Dataflow engine acceleration of Locality Sensitive Hashing(LSH)
Locality Sensitive Hashing(LSH) is a useful technique in nearest neighbor search, high dimension data indexing and so on. It requires a large amount of calculation with no dependencies with each other. So, this project tries to make use of the character of Maxeler Dataflow Engine to accelerate this hashing procedure.
- APP directory consists of the CPU version and dataflow version of LSH, it also includes some tests to compare the performance and make sure of the accuracy. See APP/README.md for details about compiling and running the code.
- ORIG directory consists of the original CPU version of LSH, you can use code in this directory to get familiar with LSH. See ORIG/README.md for details about compiling and running the code.
- DOC directory consists of a brief description of LSH method, and the hashing function we use. It also includes some analysis about the performance.
LSH is completely a stream based algorithm with no dependencies, and can be accelerated well using dataflow engine.
We can get tens of times of acceleration when the dataset is very large, and the resource use is not very large(less than 20% of the total resource for the LSHKernel in APP directory), so the performance can be better if we duplicate kernels in one FPGA.

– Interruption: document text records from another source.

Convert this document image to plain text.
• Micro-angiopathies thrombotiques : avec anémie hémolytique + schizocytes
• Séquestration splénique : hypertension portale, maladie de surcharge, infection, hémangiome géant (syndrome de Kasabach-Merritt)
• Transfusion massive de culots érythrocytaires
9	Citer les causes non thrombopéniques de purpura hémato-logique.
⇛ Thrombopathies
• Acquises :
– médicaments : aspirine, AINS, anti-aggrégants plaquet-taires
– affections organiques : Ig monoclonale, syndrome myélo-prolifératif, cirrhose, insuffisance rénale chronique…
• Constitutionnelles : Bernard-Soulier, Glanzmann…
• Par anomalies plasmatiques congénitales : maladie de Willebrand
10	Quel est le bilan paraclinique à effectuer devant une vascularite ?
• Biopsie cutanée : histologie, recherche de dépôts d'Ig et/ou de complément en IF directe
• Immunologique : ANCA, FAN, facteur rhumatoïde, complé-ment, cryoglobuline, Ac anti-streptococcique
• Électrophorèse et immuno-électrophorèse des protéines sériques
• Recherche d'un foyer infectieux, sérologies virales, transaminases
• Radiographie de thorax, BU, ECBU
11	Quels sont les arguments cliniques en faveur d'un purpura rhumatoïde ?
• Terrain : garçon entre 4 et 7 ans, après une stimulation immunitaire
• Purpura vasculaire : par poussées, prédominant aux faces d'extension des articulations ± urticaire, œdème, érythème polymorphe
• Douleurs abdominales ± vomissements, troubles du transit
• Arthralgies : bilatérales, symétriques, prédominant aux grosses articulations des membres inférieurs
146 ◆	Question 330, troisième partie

In this project, we only implement p-stable LSH function in LSHKernel.maxj, you can also implement other hash functions such as random hyperplane, bit sampling or TLSH.
The current hashing result is represented by 128bits for any output dimensions. But if the output dimension is very high or hash value is very large, it may cause an overflow and lead to collisions. You can either increase number of bits, or let the length of hashing result to increase with output dimension.